Sturm - umgestürzte Bäume und hohe Wasserstände

Ein überschwemmtes Gebiet um Fiskergade und Tvaergade in Kerteminde. Foto: epa/Michael Bager
Ein überschwemmtes Gebiet um Fiskergade und Tvaergade in Kerteminde. Foto: epa/Michael Bager

KOPENHAGEN: Dänemark hat eine stürmische Nacht mit voraussichtlich geringeren Schäden als befürchtet überstanden. Der Polizei in den verschiedenen Teilen des deutschen Nachbarlandes wurden im Zuge des Sturms «Pia» in der Nacht zum Freitag vor allem viele umgestürzte Bäume gemeldet, mancherorts wurde zudem der höchste Wasserstand seit mehreren Jahren gemessen. Ein 81-jähriger Mann starb in Tappernøje rund 80 Kilometer südlich von Kopenhagen bei einem Frontalzusammenstoß, als eine Autofahrerin einem umgestürzten Baum ausweichen wollte.

Auf der vorübergehend gesperrten Brücke über den Großen Belt kam es zu kilometerlangen Staus. Zudem fielen mehrere Flüge, Züge und Fähren aus. Die Ostsee-Fähre zwischen Rødby und Puttgarden nahm am Morgen wieder den Betrieb auf, ab den Mittagsstunden sollten auch die Fähren zwischen Gedser und Rostock wieder fahren.

Ein norwegisches Kreuzfahrtschiff mit 266 Passagieren und 131 Crew-Mitgliedern an Bord geriet im Zuge des Sturms in der Nordsee in Schwierigkeiten. Die «MS Maud» sei am Donnerstagnachmittag auf ihrem Weg von Florø in Norwegen ins englische Tilbury von einer kräftigen Welle getroffen worden und habe daraufhin einen vorübergehenden Stromausfall gemeldet, teilte die Reederei Hurtigruten auf dpa-Anfrage mit.

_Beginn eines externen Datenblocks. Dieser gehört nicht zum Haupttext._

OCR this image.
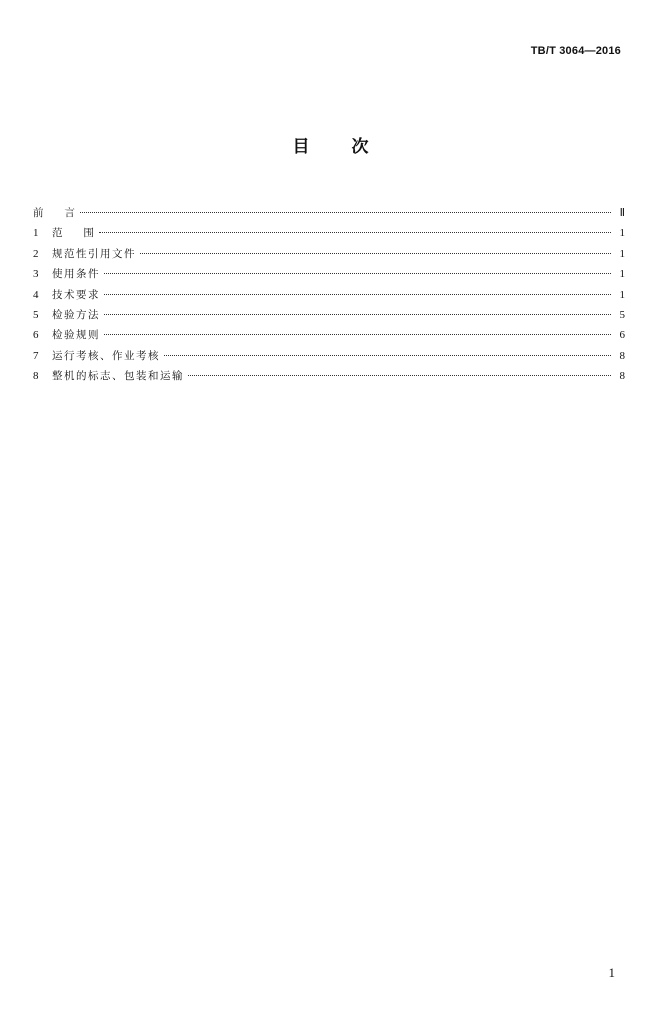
TB/T 3064—2016
目 次
前    言	Ⅱ
1	范    围	1
2	规范性引用文件	1
3	使用条件	1
4	技术要求	1
5	检验方法	5
6	检验规则	6
7	运行考核、作业考核	8
8	整机的标志、包装和运输	8
1
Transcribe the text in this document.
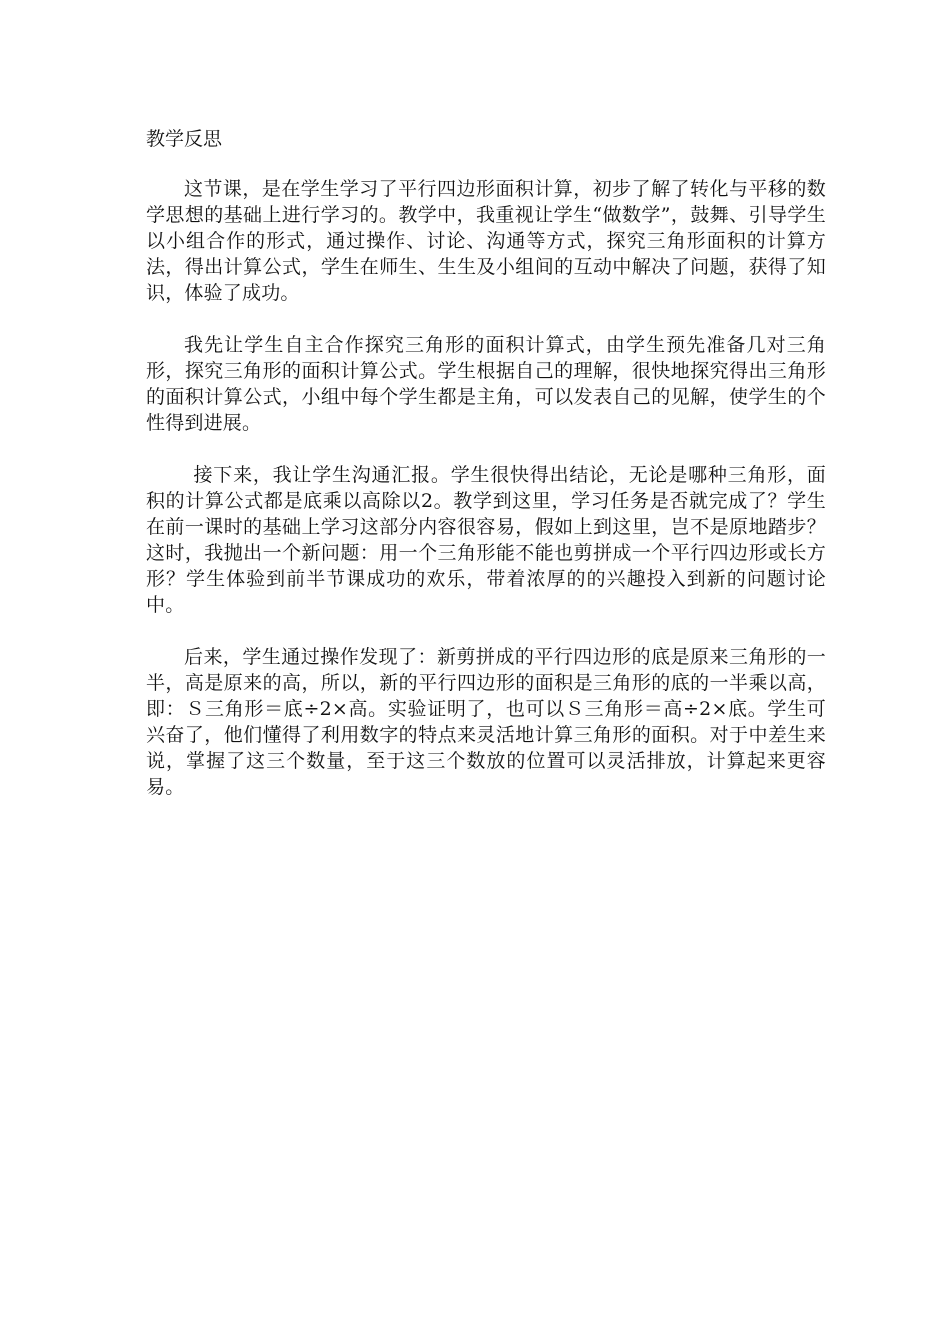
教学反思

这节课，是在学生学习了平行四边形面积计算，初步了解了转化与平移的数学思想的基础上进行学习的。教学中，我重视让学生“做数学”，鼓舞、引导学生以小组合作的形式，通过操作、讨论、沟通等方式，探究三角形面积的计算方法，得出计算公式，学生在师生、生生及小组间的互动中解决了问题，获得了知识，体验了成功。

我先让学生自主合作探究三角形的面积计算式，由学生预先准备几对三角形，探究三角形的面积计算公式。学生根据自己的理解，很快地探究得出三角形的面积计算公式，小组中每个学生都是主角，可以发表自己的见解，使学生的个性得到进展。

接下来，我让学生沟通汇报。学生很快得出结论，无论是哪种三角形，面积的计算公式都是底乘以高除以2。教学到这里，学习任务是否就完成了？学生在前一课时的基础上学习这部分内容很容易，假如上到这里，岂不是原地踏步？这时，我抛出一个新问题：用一个三角形能不能也剪拼成一个平行四边形或长方形？学生体验到前半节课成功的欢乐，带着浓厚的的兴趣投入到新的问题讨论中。

后来，学生通过操作发现了：新剪拼成的平行四边形的底是原来三角形的一半，高是原来的高，所以，新的平行四边形的面积是三角形的底的一半乘以高，即：Ｓ三角形＝底÷2×高。实验证明了，也可以Ｓ三角形＝高÷2×底。学生可兴奋了，他们懂得了利用数字的特点来灵活地计算三角形的面积。对于中差生来说，掌握了这三个数量，至于这三个数放的位置可以灵活排放，计算起来更容易。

Schwerere Verletzungen habe es zu dem Zeitpunkt an Bord nicht gegeben. Der Zustand des Schiffes sei weiterhin stabil, es könne aus eigener Kraft fahren. Angesichts der Wetterbedingungen habe man aber entschieden, die Route zu ändern: Das Schiff fahre nun nach Bremerhaven, wo die Passagiere von Bord gehen sollten.

Sturm «Pia» hatte Dänemark am Donnerstagnachmittag erreicht. Er habe nun seinen Höhepunkt hinter sich, meldete der dänische Wetterdienst DMI am Freitagvormittag auf der Online-Plattform X. Die kräftigsten Böen seien mit einer Orkanstärke von 44 Metern pro Sekunde in der Ortschaft Thyborøn etwa 200 Kilometer nördlich der deutsch-dänischen Grenze gemessen worden. Die Behörde warnte jedoch weiter vor hohen Wasserständen gerade im Kattegat zwischen Dänemark und Schweden.